The Christmas Blog Series 2 (VIII) – Magic Knight Rayearth

Magic Knight Rayearth represents acclaimed studio CLAMP’s most recognised entry into the science-fiction genre, creating a magical super-robot series in the vein of Aura Battler Dunbine, but with aspects of the fighting magical girl genre popularised by Sailor Moon. Across its two series it gradually moved away from the fantasy adventure aspects and more into the super-robot field, eventually becoming a very standard robot adventure series with themed villains of different specialties and later-revealed overlord and rival figures in Debonair and Nova.

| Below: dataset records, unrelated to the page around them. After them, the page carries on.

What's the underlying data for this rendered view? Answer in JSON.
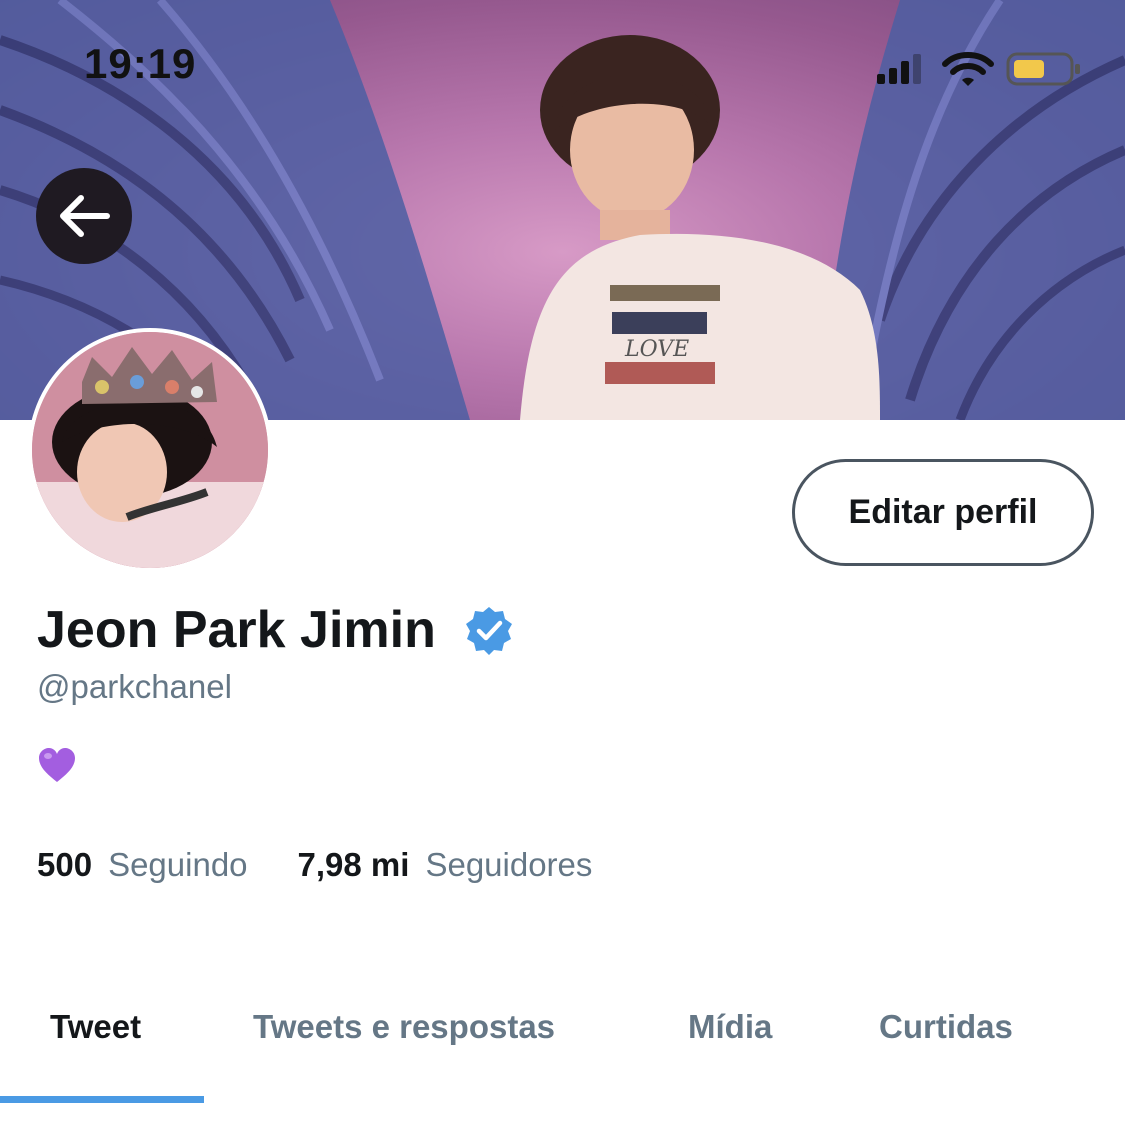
{
  "status_bar": {
    "time": "19:19",
    "icons": [
      "signal-icon",
      "wifi-icon",
      "battery-icon"
    ],
    "battery_color": "#f2c84b"
  },
  "header": {
    "back_icon": "arrow-left-icon"
  },
  "profile": {
    "edit_button_label": "Editar perfil",
    "name": "Jeon Park Jimin",
    "verified_icon": "verified-badge-icon",
    "verified_color": "#4a9ae4",
    "handle": "@parkchanel",
    "bio_emoji": "purple-heart-icon",
    "stats": [
      {
        "value": "500",
        "label": "Seguindo"
      },
      {
        "value": "7,98 mi",
        "label": "Seguidores"
      }
    ]
  },
  "tabs": [
    {
      "label": "Tweet",
      "active": true
    },
    {
      "label": "Tweets e respostas",
      "active": false
    },
    {
      "label": "Mídia",
      "active": false
    },
    {
      "label": "Curtidas",
      "active": false
    }
  ],
  "colors": {
    "accent": "#4a9ae4",
    "secondary_text": "#657786"
  }
}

Coming as it did at a time when animé producers were seeking to attract new audiences in established genres (around the same time as other mecha series for female audiences, such as Gundam Wing and Brave Command Dagwon, were airing), its first series provided a novel approach to super-robot animé that holds up well today.

The comparatively low-key approach to super-robot animé shown by Rayearth series 1 makes it a far more interesting series than the second, which focuses somewhat more on the setting as a whole rather than a single quest, and introduces a large number of one-note villains whose interactions are somewhat predictable. For much of the first series there are no robots at all; the emphasis is far more on the magical girl aspect, and the characters are given a lot of time to shine outside of the action and as an ensemble. A team is built up of three disparate characters, as is common in hero animé, with the quest focusing on evading and defeating a series of lesser villains as part of an extended training sequence culminating in a true final battle against the clearly-defined leading enemy. By contrast, the second series begins some time later with the protagonists called back to protect the fantasy world from invading nations and an evil overlord – there is far less of the interaction since for much of the story the three heroines are separated or in some way unable to interact with each other. The result is a series far heavier on action, with some strong setpieces involving innovative enemy designs, but lacking in the character humour that made the initial episodes so memorable. Series 1 played around with genre-savvy and genre-naive characters interacting, and the ways in which the fantasy world depicted worked against those characters’ preconceptions – it was an entertaining rendition of a familiar fish-out-of-water story that had a strong cast both of heroes and villains. Having the mecha aspects of the story be the endpoint of the quest provided an interesting development of the action from at first mundane fantasy combat, through magical girl fighting and finally to robot action that built upon all of the previous aspects – while it was still ultimately an episodic kind of action with gimmick-based monsters sent each episode by themed villains, the development of abilities was justified well within the story.

This kind of unlocking of abilities as a method of character evolution (quite distinct from character development) is the core of a good superhero, magical girl or super-robot story. There are a number of different approaches used to it, but the most interesting – and the one Rayearth uses in its “training” arc – is that the characters receive new powers as “rewards” for maturation or development. An enemy is sent to test the characters and they receive a new power to defeat it after understanding its nature. There is a subtle difference here to the method used by some super-robot stories where new attacks are “unlocked” as needed, or previously worthless weapons become useful against specific foes – most of the climactic, “pinch” battles faced by the protagonists in Rayearth are not defeated specifically by the new move that accompanies them. In a series like the archetypal mecha animé GaoGaiGar, a new ability is created or developed during the episode by the protagonist’s support team based on the requirements of the fight, in order to prevent defeat. Often this will then prove of only limited use in subsequent episodes, creating a consistent escalation of scale and power which nevertheless never really feels like a proper development but instead a series of disparate enemies with unique weaknesses. Rayearth has its protagonists become more powerful instead by becoming more proficient at using clearly-defined abilities, and expanding the scope of those abilities – the end result is similar (the powerful protagonists use their newly-developed unique abilities to solve a specific problem) but the overall picture is less of a succession of one-shot special weapons and more of a traditional fantasy quest progression. This is even highlighted in the series – Umi is shown to be the most genre- and pop-culture-aware member of the team, and talks about how the story’s progression is typical of fantasy fiction.

By contrast, the second series has far less of this sense of progression; there is no journey to make, and instead the city-under-siege plot creates a much more stagnant kind of storytelling. Three villain groups are introduced, each predominantly interact with one of the heroines, and then all team up against the real villain at the conclusion. Here there is more of the robot action and the more traditional special move and countermeasure-focused combat, because the journey of discovery and mastery has occurred. The second series is established as a direct continuation of the first, creating one long story in two halves, and yet is also tonally quite different as necessitated by the changing setting. It is a quite standard super-robot series with the relatable and amusing villains giving way to a more competent one that might be seen in a Yuusha series, but at the same time it felt – to me – like a less interesting series as a result. As the fantasy world broke down, the scope of the setting reduced and the increased emphasis on separating the characters and focusing on their individual interactions with villains, rather than the group set against an enemy and interacting both with each other and with the enemy, led to a lack of the amusing and endearing chemistry that made the original series stand out.